题目
将一颗二叉搜索树变成排序的双向链表,要求只改动指针,不创建新的节点。
思路一
对于二元查找树(Binary Search Tree),其中序遍历的结果即为排序的结果,只需将此结果用双链表表示即可。根据中序遍历的思想, 对于当前节点而言,其左子树已经成功转换,接下来先将当前节点插入链表尾部,再处理其右子树。
伪代码
1.若当前节点为空,则处理结束,返回.
2.否则:
2.1递归处理左子树;
2.2将当前节点加入链表尾部;
2.3递归处理右子树;
代码
/*
* =====================================================================================
*
* Filename: bst2list.cpp
*
* Description: convert a BST into a sorted double linked list in place.
*
* Version: 1.0
* Created: 2011年08月24日 19时54分33秒
* Revision: none
* Compiler: gcc
*
* Author: XuDingxin (xdxn), xdxn2010@gmail.com
* Company: GUCAS
*
* =====================================================================================
*/
#include <stdlib.h>
#include <stdio.h>
#include <iostream>
using namespace std;
struct BSTreeNode
{
int m_nValue;
BSTreeNode *m_pLeft;
BSTreeNode *m_pRight;
};
typedef BSTreeNode DoubleList;
DoubleList *pHead;
DoubleList *pListIndex;
void convertToDoubleList(BSTreeNode *pCurrent);
void addBSTreeNode(BSTreeNode *&pCurrent, int value);
/**
* @brief add a new node to the current BST.
*
* @param pCurrent the root of the current BST.

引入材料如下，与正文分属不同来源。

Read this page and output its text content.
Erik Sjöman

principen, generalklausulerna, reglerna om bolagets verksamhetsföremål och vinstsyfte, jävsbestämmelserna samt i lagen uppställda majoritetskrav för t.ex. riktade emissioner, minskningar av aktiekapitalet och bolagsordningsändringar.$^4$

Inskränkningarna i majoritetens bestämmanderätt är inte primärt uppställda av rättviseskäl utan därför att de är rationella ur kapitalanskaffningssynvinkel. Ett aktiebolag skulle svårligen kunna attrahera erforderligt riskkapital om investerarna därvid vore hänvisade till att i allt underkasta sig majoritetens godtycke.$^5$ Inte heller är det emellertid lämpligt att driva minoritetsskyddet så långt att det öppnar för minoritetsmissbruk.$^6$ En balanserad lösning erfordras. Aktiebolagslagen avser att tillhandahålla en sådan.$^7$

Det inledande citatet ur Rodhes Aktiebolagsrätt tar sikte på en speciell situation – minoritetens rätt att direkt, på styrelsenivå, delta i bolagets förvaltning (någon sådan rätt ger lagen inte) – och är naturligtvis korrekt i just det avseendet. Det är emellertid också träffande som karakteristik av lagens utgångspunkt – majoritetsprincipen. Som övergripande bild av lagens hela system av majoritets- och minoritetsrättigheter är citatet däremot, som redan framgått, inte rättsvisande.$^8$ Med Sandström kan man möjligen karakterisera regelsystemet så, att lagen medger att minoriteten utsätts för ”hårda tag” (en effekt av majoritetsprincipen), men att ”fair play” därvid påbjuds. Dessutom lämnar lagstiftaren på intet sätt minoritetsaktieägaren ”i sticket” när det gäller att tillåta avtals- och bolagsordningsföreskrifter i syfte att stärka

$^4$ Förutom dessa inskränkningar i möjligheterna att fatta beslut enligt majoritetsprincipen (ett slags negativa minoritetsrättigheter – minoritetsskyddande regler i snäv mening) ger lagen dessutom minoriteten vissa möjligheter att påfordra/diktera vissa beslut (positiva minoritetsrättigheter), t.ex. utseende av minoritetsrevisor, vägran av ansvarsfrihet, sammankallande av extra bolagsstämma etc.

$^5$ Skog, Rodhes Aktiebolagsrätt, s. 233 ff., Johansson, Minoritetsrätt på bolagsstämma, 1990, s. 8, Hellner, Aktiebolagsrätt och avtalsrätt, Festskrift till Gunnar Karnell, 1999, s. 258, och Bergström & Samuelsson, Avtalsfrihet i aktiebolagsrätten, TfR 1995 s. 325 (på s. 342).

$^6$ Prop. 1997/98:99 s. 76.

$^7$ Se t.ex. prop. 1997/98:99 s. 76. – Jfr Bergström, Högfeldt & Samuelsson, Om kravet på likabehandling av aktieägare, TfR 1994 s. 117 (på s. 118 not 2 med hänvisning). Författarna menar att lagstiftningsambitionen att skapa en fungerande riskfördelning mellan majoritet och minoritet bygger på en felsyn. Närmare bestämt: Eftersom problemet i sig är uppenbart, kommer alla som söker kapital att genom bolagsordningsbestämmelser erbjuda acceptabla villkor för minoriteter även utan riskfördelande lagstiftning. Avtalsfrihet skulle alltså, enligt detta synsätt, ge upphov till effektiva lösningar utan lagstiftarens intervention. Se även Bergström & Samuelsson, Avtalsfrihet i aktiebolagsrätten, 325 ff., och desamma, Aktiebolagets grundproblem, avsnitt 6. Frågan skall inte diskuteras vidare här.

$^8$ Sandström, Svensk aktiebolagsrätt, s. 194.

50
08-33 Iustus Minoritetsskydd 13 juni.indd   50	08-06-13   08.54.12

* @param value the data element of the new node.
*/
void
addBSTreeNode (BSTreeNode *&pCurrent, int value )
{
if ( NULL == pCurrent ) {
BSTreeNode *pBSTree = new BSTreeNode();
pBSTree->m_pLeft = NULL;
pBSTree->m_pRight = NULL;
pBSTree->m_nValue = value;
pCurrent = pBSTree;
}
else {
if ( pCurrent->m_nValue > value ) {
addBSTreeNode(pCurrent->m_pLeft, value);
}
else if(pCurrent->m_nValue < value){
addBSTreeNode(pCurrent->m_pRight, value);
}
else {
cout << "ignore duplicate node" << endl;
}
}
return ;
} /* ----- end of function addBSTreeNode ----- */
/**
* @brief traverse the BST in inorder and form the double list accordingly.
*
* @param pCurrent the root of the current BST.
*/
void
ergodicBSTree ( BSTreeNode *pCurrent )
{
if(NULL == pCurrent) {
return;
}
if(NULL != pCurrent->m_pLeft){
ergodicBSTree(pCurrent->m_pLeft);
}
convertToDoubleList(pCurrent);
if(NULL != pCurrent->m_pRight) {
ergodicBSTree(pCurrent->m_pRight);
}
return ;
} /* ----- end of function ergodicBSTreeeNode ----- */
/**
* @brief add the current node into the doulbe list.
*
* @param pCurrent. the current node to be converted.
*/
void
convertToDoubleList (BSTreeNode *pCurrent )
{
pCurrent->m_pLeft = pListIndex;
if(NULL != pListIndex) {
pListIndex->m_pRight = pCurrent;
}else {
pHead = pCurrent;
}
pListIndex = pCurrent;
cout << pCurrent->m_nValue << endl;
return ;
} /* ----- end of function converToDoubleList ----- */
/*
* === FUNCTION ======================================================================
* Name: main
* Description:
* =====================================================================================
*/
int
main ( int argc, char *argv[] )
{
BSTreeNode *pRoot = NULL;
pHead = NULL;
pListIndex = NULL;
addBSTreeNode(pRoot, 10);
addBSTreeNode(pRoot, 4);
addBSTreeNode(pRoot, 6);
addBSTreeNode(pRoot, 8);
addBSTreeNode(pRoot, 12);
addBSTreeNode(pRoot, 14);
addBSTreeNode(pRoot, 15);
addBSTreeNode(pRoot, 16);
addBSTreeNode(pRoot, 1);
addBSTreeNode(pRoot, 18);
ergodicBSTree(pRoot);
return EXIT_SUCCESS;
} /* ---------- end of function main ---------- */
思路二
上述方法虽然本质上用的是递归,但是硬要跟树的遍历扯上关系,有点含混不清.何不直接用一个纯脆的递归方法呢?
伪代码
BST2Dlist(root):
if root=null
then return null; #base case:null tree to null list.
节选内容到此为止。